El Watan n’est sans doute pas un contre-pouvoir, mais il est un lieu de désobéissance
Si la presse écrite est plus libre que l’audiovisuel, n’est-ce pas parce qu’on pense qu’elle n’est finalement guère influente, et donc pas un contre-pouvoir comme le laisse penser le titre du film ?
Je ne sais pas si les journaux ont beaucoup d’influence, mais ils portent des voix. El Watan n’est sans doute pas un contre-pouvoir, mais il est un lieu de désobéissance. Et il ramène de l’information, il propose des reportages, donc il propage une certaine vérité, même si ce n’est pas toujours « la » vérité. Sa seule existence permet ainsi de tempérer l’arbitraire, et c’est déjà pas mal. Le titre du film, c’est un pluriel, il n’évoque pas « un » contre-pouvoir, mais tous ces petits contre-pouvoirs liés aux individus, à commencer par celui qu’incarnent les journalistes, ou moi-même, qui entendent se manifester malgré la rigidité du système dans lequel on vit.

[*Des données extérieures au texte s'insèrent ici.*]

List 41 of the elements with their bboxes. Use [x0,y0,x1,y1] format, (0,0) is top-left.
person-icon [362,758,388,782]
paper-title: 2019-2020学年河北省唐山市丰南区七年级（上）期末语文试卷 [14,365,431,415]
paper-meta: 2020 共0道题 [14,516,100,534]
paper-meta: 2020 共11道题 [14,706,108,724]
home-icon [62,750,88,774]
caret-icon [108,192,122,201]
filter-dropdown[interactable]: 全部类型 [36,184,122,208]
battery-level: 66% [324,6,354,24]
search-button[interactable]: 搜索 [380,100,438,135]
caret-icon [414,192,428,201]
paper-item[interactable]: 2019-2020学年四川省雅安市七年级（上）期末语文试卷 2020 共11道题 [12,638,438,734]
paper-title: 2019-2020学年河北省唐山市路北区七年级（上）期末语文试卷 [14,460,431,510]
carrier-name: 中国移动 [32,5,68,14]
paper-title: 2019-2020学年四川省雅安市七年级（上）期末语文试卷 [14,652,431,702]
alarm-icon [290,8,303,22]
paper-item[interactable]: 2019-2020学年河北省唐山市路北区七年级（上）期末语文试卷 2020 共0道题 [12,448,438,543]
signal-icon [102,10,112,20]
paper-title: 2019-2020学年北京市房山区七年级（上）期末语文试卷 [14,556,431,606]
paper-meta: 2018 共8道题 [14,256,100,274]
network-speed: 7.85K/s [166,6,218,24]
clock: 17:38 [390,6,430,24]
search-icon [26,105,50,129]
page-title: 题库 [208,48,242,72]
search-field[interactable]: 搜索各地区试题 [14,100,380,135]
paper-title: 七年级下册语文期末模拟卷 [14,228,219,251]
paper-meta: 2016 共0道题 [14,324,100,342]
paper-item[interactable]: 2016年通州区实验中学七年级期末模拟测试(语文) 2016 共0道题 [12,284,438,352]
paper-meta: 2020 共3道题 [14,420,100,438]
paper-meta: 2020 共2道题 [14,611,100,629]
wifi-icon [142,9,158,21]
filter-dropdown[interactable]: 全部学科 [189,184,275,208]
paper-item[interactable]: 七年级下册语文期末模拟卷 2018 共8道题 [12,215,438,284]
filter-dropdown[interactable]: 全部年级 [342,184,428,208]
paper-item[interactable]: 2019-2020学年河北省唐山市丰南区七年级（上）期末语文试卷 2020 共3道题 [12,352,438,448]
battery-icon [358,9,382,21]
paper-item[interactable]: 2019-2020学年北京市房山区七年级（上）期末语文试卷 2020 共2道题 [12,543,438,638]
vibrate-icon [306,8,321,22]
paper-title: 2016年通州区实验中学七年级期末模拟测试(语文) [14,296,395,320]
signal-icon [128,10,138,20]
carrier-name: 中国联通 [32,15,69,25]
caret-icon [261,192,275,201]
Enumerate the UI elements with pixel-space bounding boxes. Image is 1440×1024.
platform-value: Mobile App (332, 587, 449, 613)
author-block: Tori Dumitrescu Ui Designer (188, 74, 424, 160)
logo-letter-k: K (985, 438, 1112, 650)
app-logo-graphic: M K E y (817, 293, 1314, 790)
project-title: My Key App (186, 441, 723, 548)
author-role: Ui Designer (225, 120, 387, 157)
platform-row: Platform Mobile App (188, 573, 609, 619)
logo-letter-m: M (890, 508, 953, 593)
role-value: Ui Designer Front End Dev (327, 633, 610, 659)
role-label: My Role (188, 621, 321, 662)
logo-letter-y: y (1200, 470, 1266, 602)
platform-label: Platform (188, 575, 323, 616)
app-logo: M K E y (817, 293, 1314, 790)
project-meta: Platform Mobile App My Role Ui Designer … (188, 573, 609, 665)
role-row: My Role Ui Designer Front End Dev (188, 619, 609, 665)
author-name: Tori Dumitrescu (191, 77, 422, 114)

Le documentaire rend-il mieux compte de la réalité que la fiction ?
Je ne m’interdis pas de tourner un jour des fictions. Mais je m’intéresse avant tout aux acteurs du réel. Et je crois que pour grandir l’Algérie a besoin d’abord de se construire un imaginaire collectif à partir du réel, de se confronter à elle-même, de sortir du règne des mythes à propos de la révolution ou de la guerre civile. Ce n’est pas un hasard si, à des exceptions près, le cinéma de fiction algérien est plutôt médiocre. Comment pourrait-il en être autrement alors qu’on en est encore à ne célébrer que des héros ? Moi, ce qui m’intéresse, ce sont surtout les antihéros, ceux qui se débattent face à la réalité, qui sont pleins d’incertitudes, qui travaillent à la dure.
UN RÉALISATEUR D’EXCEPTION
Les vrais documentaristes, ceux qui ne confondent pas film de création et reportage, sont peu nombreux en Afrique et plus particulièrement au Maghreb. L’Algérien Malek Bensmaïl fait donc un peu figure d’exception. Alors qu’il est à l’orée de la cinquantaine, il a déjà à son actif plus d’une dizaine de documentaires qui sont autant d’œuvres marquantes, souvent récompensées dans d’importants festivals de cinéma.
Certains évoquent des sujets de société, comme Aliénations, une plongée saisissante dans l’hôpital psychiatrique de Constantine en 2004, ou La Chine est encore loin, tourné en 2008 dans une école d’un village des Aurès considéré comme le lieu où débuta, le 1er novembre 1954, la guerre de libération. D’autres abordent des thèmes plus politiques, comme Boudiaf, un espoir assassiné, réalisé en 1999, ou Le Grand Jeu, sur la campagne présidentielle de 2004. Ils dressent ensemble un beau portrait « intime » de l’Algérie et des Algériens de l’époque du combat indépendantiste jusqu’à aujourd’hui.